Midnight Without a Moon

Nat King Cole. “Unforgettable.” While listening to the crooning, I slipped my dress over my head and let it drop to the floor. But after I wiggled out of my dingy white slip, I cringed at the sight in the mirror.

A skinny, furless bear. That’s what I looked like. Tall. Brown. Skinny. Like a bear who forgot to wake from hibernation and starved through three winters. A vision that was certainly not unforgettable.

When the song ended, I placed one hand on my hip and the other behind my head. Tilting my hip to the side, I pretended I was posing for Jet magazine. I whispered at my reflection, “Rose Lee Carter, pretty Chicago socialite.” Yes. Chicago. That’s where I would go. Forget Saint Louis. I would have to find a way to make my mama love me enough to return for me and Fred Lee so she could raise us right along with Li’ Man and Sugar.

I switched to the other hip. “She left Mississippi at age thirteen. Attended the best schools in Chicago. Graduated at the top of her class. She is now a college student studying to be a teacher.
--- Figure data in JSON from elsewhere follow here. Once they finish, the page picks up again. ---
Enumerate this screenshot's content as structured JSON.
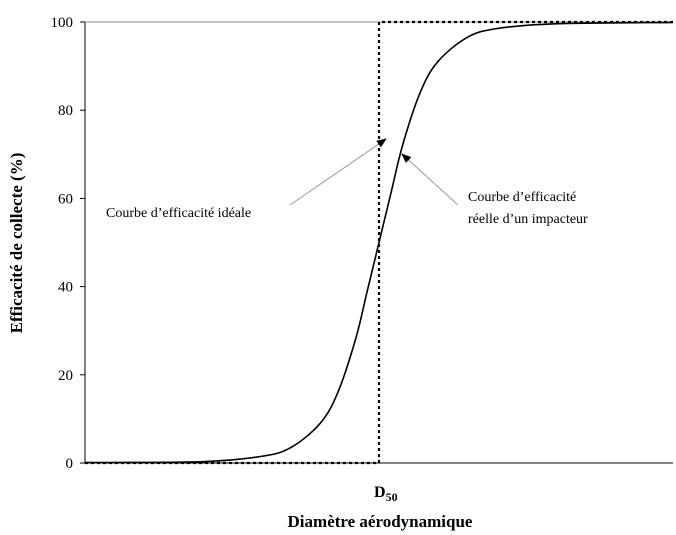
{
  "chart_data": {
    "type": "line",
    "title": "",
    "xlabel": "Diamètre aérodynamique",
    "ylabel": "Efficacité de collecte (%)",
    "ylim": [
      0,
      100
    ],
    "yticks": [
      0,
      20,
      40,
      60,
      80,
      100
    ],
    "x_marker": {
      "base": "D",
      "subscript": "50"
    },
    "grid": false,
    "legend": "none",
    "series": [
      {
        "style": "dotted",
        "color": "#000000",
        "x": [
          0.0,
          0.5,
          0.5,
          1.0
        ],
        "y": [
          0,
          0,
          100,
          100
        ]
      },
      {
        "style": "solid",
        "color": "#000000",
        "x": [
          0.0,
          0.2,
          0.3,
          0.35,
          0.4,
          0.43,
          0.46,
          0.48,
          0.5,
          0.52,
          0.54,
          0.57,
          0.6,
          0.65,
          0.7,
          0.8,
          1.0
        ],
        "y": [
          0.1,
          0.3,
          1.5,
          3.5,
          9,
          16,
          28,
          39,
          50,
          61,
          72,
          84,
          91,
          96.5,
          98.5,
          99.6,
          99.9
        ]
      }
    ],
    "annotations": [
      {
        "text": "Courbe d’efficacité idéale"
      },
      {
        "line1": "Courbe d’efficacité",
        "line2": "réelle d’un impacteur"
      }
    ]
  }
}
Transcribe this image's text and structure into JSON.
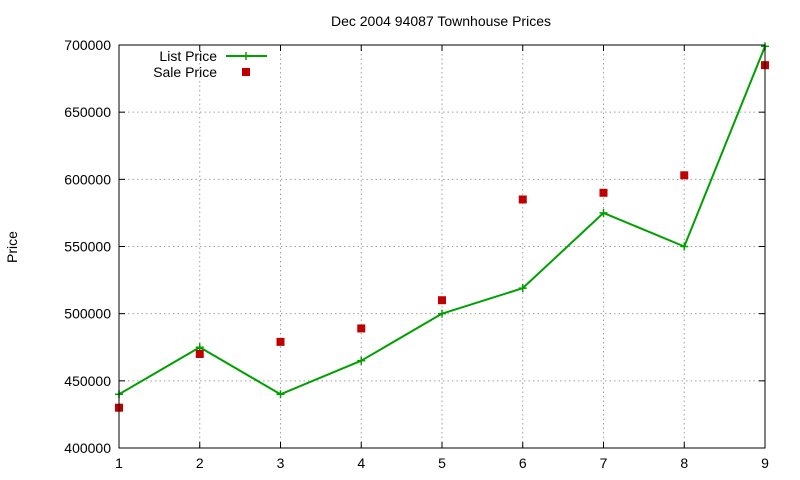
{
  "chart_data": {
    "type": "line",
    "title": "Dec 2004 94087 Townhouse Prices",
    "xlabel": "",
    "ylabel": "Price",
    "x": [
      1,
      2,
      3,
      4,
      5,
      6,
      7,
      8,
      9
    ],
    "xlim": [
      1,
      9
    ],
    "ylim": [
      400000,
      700000
    ],
    "x_ticks": [
      "1",
      "2",
      "3",
      "4",
      "5",
      "6",
      "7",
      "8",
      "9"
    ],
    "y_ticks": [
      "400000",
      "450000",
      "500000",
      "550000",
      "600000",
      "650000",
      "700000"
    ],
    "grid": true,
    "legend_position": "top-left",
    "series": [
      {
        "name": "List Price",
        "style": "linespoints",
        "marker": "plus",
        "color": "#00a000",
        "values": [
          440000,
          475000,
          440000,
          465000,
          500000,
          519000,
          575000,
          550000,
          699000
        ]
      },
      {
        "name": "Sale Price",
        "style": "points",
        "marker": "square",
        "color": "#c00000",
        "values": [
          430000,
          470000,
          479000,
          489000,
          510000,
          585000,
          590000,
          603000,
          685000
        ]
      }
    ]
  }
}
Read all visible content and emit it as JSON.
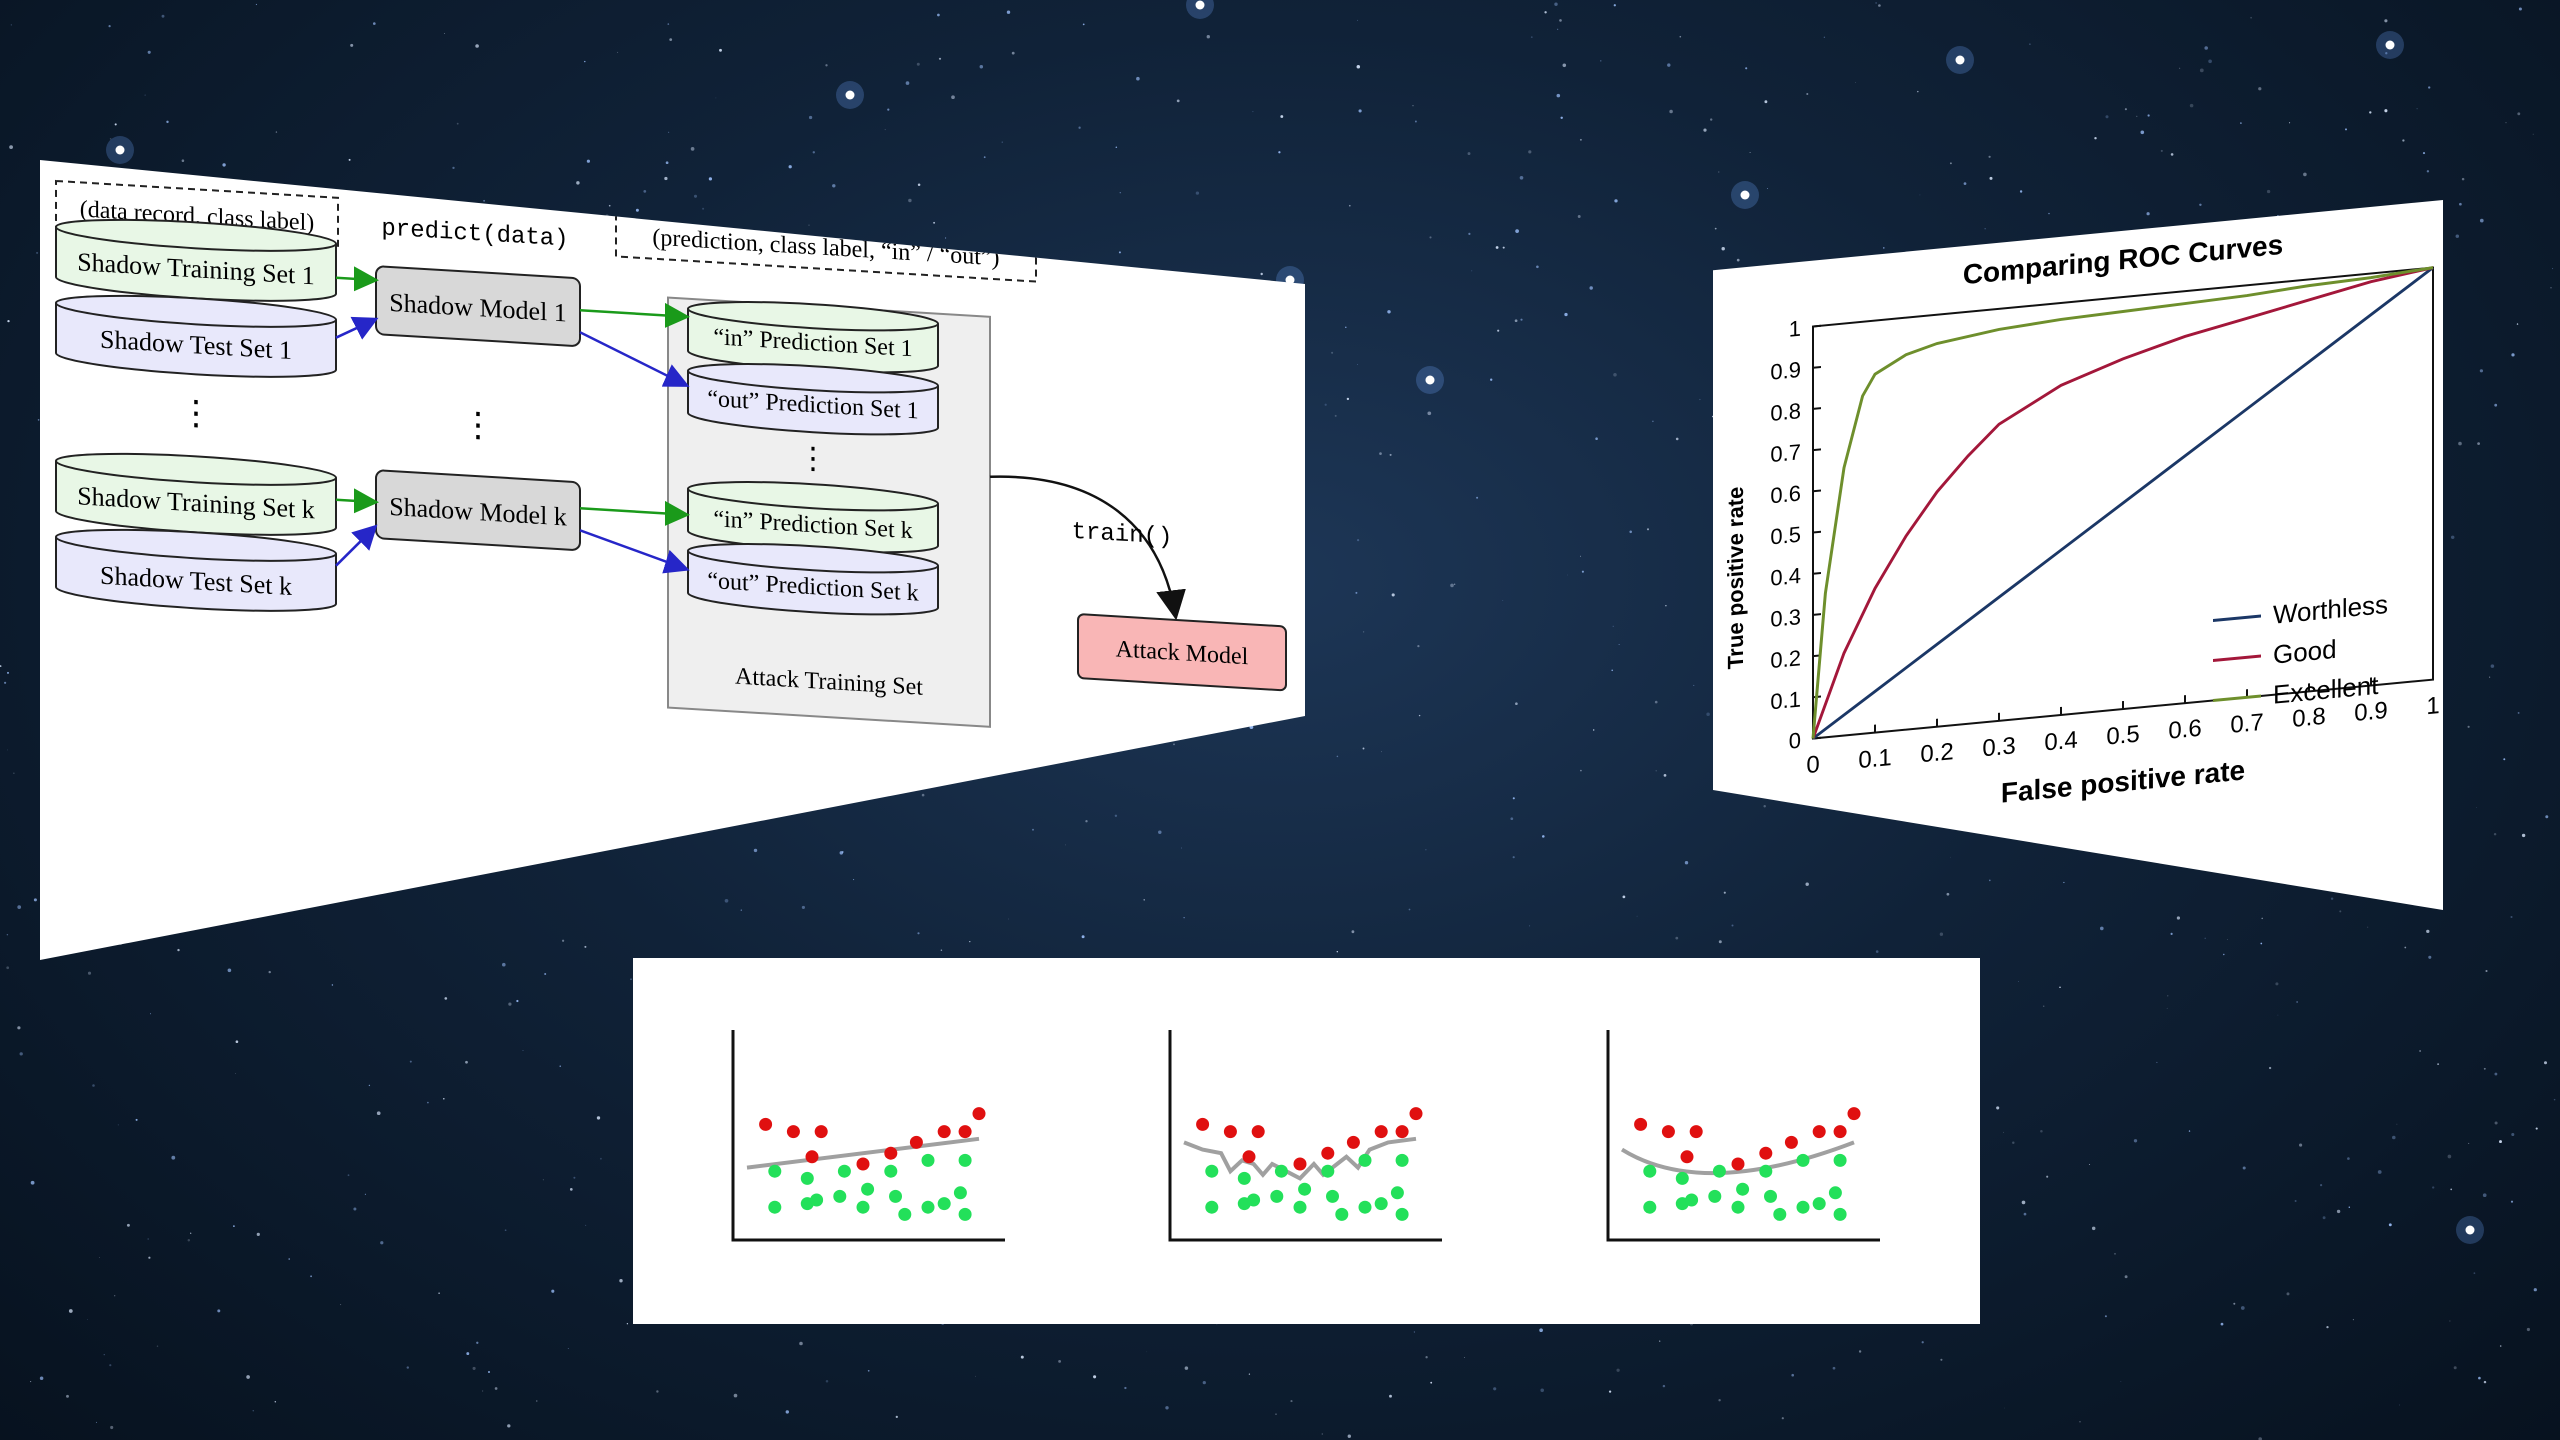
{
  "diagram": {
    "input_label": "(data record, class label)",
    "predict_label": "predict(data)",
    "output_label": "(prediction, class label, “in” / “out”)",
    "shadow_training_1": "Shadow Training Set 1",
    "shadow_test_1": "Shadow Test Set 1",
    "shadow_training_k": "Shadow Training Set k",
    "shadow_test_k": "Shadow Test Set k",
    "shadow_model_1": "Shadow Model 1",
    "shadow_model_k": "Shadow Model k",
    "in_pred_1": "“in” Prediction Set 1",
    "out_pred_1": "“out” Prediction Set 1",
    "in_pred_k": "“in” Prediction Set k",
    "out_pred_k": "“out” Prediction Set k",
    "attack_training_set": "Attack Training Set",
    "train_label": "train()",
    "attack_model": "Attack Model",
    "ellipsis": "⋮",
    "colors": {
      "green_fill": "#e8f7e6",
      "blue_fill": "#e8e8fb",
      "model_fill": "#d8d8d8",
      "attack_fill": "#f9b6b6",
      "green_arrow": "#1a9a1a",
      "blue_arrow": "#2626c8"
    }
  },
  "roc_chart": {
    "chart_data": {
      "type": "line",
      "title": "Comparing ROC Curves",
      "xlabel": "False positive rate",
      "ylabel": "True positive rate",
      "xlim": [
        0,
        1
      ],
      "ylim": [
        0,
        1
      ],
      "xticks": [
        "0",
        "0.1",
        "0.2",
        "0.3",
        "0.4",
        "0.5",
        "0.6",
        "0.7",
        "0.8",
        "0.9",
        "1"
      ],
      "yticks": [
        "0",
        "0.1",
        "0.2",
        "0.3",
        "0.4",
        "0.5",
        "0.6",
        "0.7",
        "0.8",
        "0.9",
        "1"
      ],
      "legend_position": "bottom-right",
      "series": [
        {
          "name": "Worthless",
          "color": "#1b3766",
          "x": [
            0,
            0.1,
            0.2,
            0.3,
            0.4,
            0.5,
            0.6,
            0.7,
            0.8,
            0.9,
            1.0
          ],
          "y": [
            0,
            0.1,
            0.2,
            0.3,
            0.4,
            0.5,
            0.6,
            0.7,
            0.8,
            0.9,
            1.0
          ]
        },
        {
          "name": "Good",
          "color": "#a3173a",
          "x": [
            0,
            0.05,
            0.1,
            0.15,
            0.2,
            0.25,
            0.3,
            0.4,
            0.5,
            0.6,
            0.7,
            0.8,
            0.9,
            1.0
          ],
          "y": [
            0,
            0.2,
            0.35,
            0.47,
            0.57,
            0.65,
            0.72,
            0.8,
            0.85,
            0.89,
            0.92,
            0.95,
            0.98,
            1.0
          ]
        },
        {
          "name": "Excellent",
          "color": "#6e8f2c",
          "x": [
            0,
            0.02,
            0.05,
            0.08,
            0.1,
            0.15,
            0.2,
            0.3,
            0.4,
            0.5,
            0.6,
            0.7,
            0.8,
            0.9,
            1.0
          ],
          "y": [
            0,
            0.35,
            0.65,
            0.82,
            0.87,
            0.91,
            0.93,
            0.95,
            0.96,
            0.965,
            0.97,
            0.975,
            0.985,
            0.99,
            1.0
          ]
        }
      ]
    }
  },
  "fit_panels": {
    "colors": {
      "red": "#e01010",
      "green": "#23e05a",
      "curve": "#a0a0a0"
    },
    "red_points": [
      [
        0.08,
        0.52
      ],
      [
        0.2,
        0.48
      ],
      [
        0.32,
        0.48
      ],
      [
        0.28,
        0.34
      ],
      [
        0.5,
        0.3
      ],
      [
        0.62,
        0.36
      ],
      [
        0.73,
        0.42
      ],
      [
        0.85,
        0.48
      ],
      [
        0.94,
        0.48
      ],
      [
        1.0,
        0.58
      ]
    ],
    "green_points": [
      [
        0.12,
        0.26
      ],
      [
        0.26,
        0.22
      ],
      [
        0.42,
        0.26
      ],
      [
        0.62,
        0.26
      ],
      [
        0.78,
        0.32
      ],
      [
        0.94,
        0.32
      ],
      [
        0.26,
        0.08
      ],
      [
        0.4,
        0.12
      ],
      [
        0.52,
        0.16
      ],
      [
        0.64,
        0.12
      ],
      [
        0.78,
        0.06
      ],
      [
        0.92,
        0.14
      ],
      [
        0.12,
        0.06
      ],
      [
        0.3,
        0.1
      ],
      [
        0.5,
        0.06
      ],
      [
        0.68,
        0.02
      ],
      [
        0.85,
        0.08
      ],
      [
        0.94,
        0.02
      ]
    ],
    "curves": [
      "underfit",
      "overfit",
      "good-fit"
    ]
  }
}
Or a lawyer. Or a doctor. Or maybe even a movie star.”

I quickly recognized the next song. A thousand times I had watched Queen dance around the parlor, snapping her fingers and shaking her hips as she listened to it. With the beat so catchy, I couldn’t help swinging my hips from side to side too, wondering what it would be like to be one of those northern socialites.

The song was something about a sandman bringing dreams. Snapping my fingers, I danced until I worked up a sweat. I knew I probably looked like a fool standing before the mirror, dancing in my undergarments, but at the moment, I didn’t feel like one. I felt free. Happy. Rejuvenated. Ready to move up north and conquer the world.

“Mr. Sandman,” the song said, “bring me a dream.”

Hallelujah. He was kind of cute. Probably the cutest boy I’d ever seen. But he liked Queen, not me. Everybody liked Queen. Everybody liked beautiful, light-skinned Queen.

But at that moment, I didn’t care. I hugged my body and pretended I was dancing in one of those juke joints where Ma Pearl claimed that Slow John caroused on Saturday nights. I hummed to myself.

“Mr. Sandman, hmm, hmm, h—”

“Gal, what is you doing?” Ma Pearl cried from the doorway.

Shock flashed through my body like lightning. “Ma Pearl!” I gasped as I scrambled to get my dress off the floor and over my head.

Ma Pearl, her arms folded, her eyes cold, stared at me from the doorway. “What the devil is you doing in my room, Rose Lee?”

I feared my heart would beat out of my chest. “I—?I—” I didn’t know what to say. There I was, undressed, dancing in front of a mirror, in a room where I wasn’t even allowed, on a day I’d pretended to be sick so I wouldn’t have to work in the field, and I couldn’t think of a lie that was less humiliating than the truth.

“I ast you a question, Rose Lee,” Ma Pearl said.

My mind scrambled for an answer. When it didn’t find one quickly enough, Ma Pearl stormed toward the wall where the black strap of terror proudly hung. She yanked it from the nail and said, “Guess I have to speak to the backside, since the mouth on vacation.”

Recognizing the familiar threat as an invitation for a beating, my brain quickly conjured up an answer. “It was too hot in my room,” I said, my words rushing together. “My fever felt like it was getting worse. That’s why I came in here. Your room ain’t as hot.” I pointed toward the blackout curtains, my hand shaking.

Ma Pearl narrowed her eyes. “And why was you half nekked?”

“I took off my dress to cool off faster.”

“Um-hmm,” Ma Pearl said, staring at me from head to toe.

She made me feel ashamed even with my dress on.

“You better be glad that boy in the front room waitin’ for you,” she said, frowning. “Otherwise I’d beat the devil outta you for lying to me. Talkin’ ’bout a fever. You got a fever all right.”

“Ma Pearl, it wasn’t like that,” I said, wishing I could melt into the floor and disappear.

She jerked her head toward the door. “Git on in there and see what that boy want. He running round here frantic. Like he go’n die if he don’t talk to you.”

Butterflies fluttered in my stomach. “What boy?” I asked.

“Preacher’s boy.” Ma Pearl frowned. “Who else be looking for yo’ lil’ black self?”

“Hallelujah,” I whispered. Guilt overcame me. Just knowing I had been standing before the mirror, undressed, swaying to music and thinking about Hallelujah, made me feel dirty and ashamed. I wanted to cry, but I knew I couldn’t. Ma Pearl didn’t tolerate tears unless she had administered a beating strong enough to warrant them.

Seeing that she had deflated me, she sniffed haughtily and said, “Git on outta my room and quit ack’n like a dirn fool. You see that boy all the time.”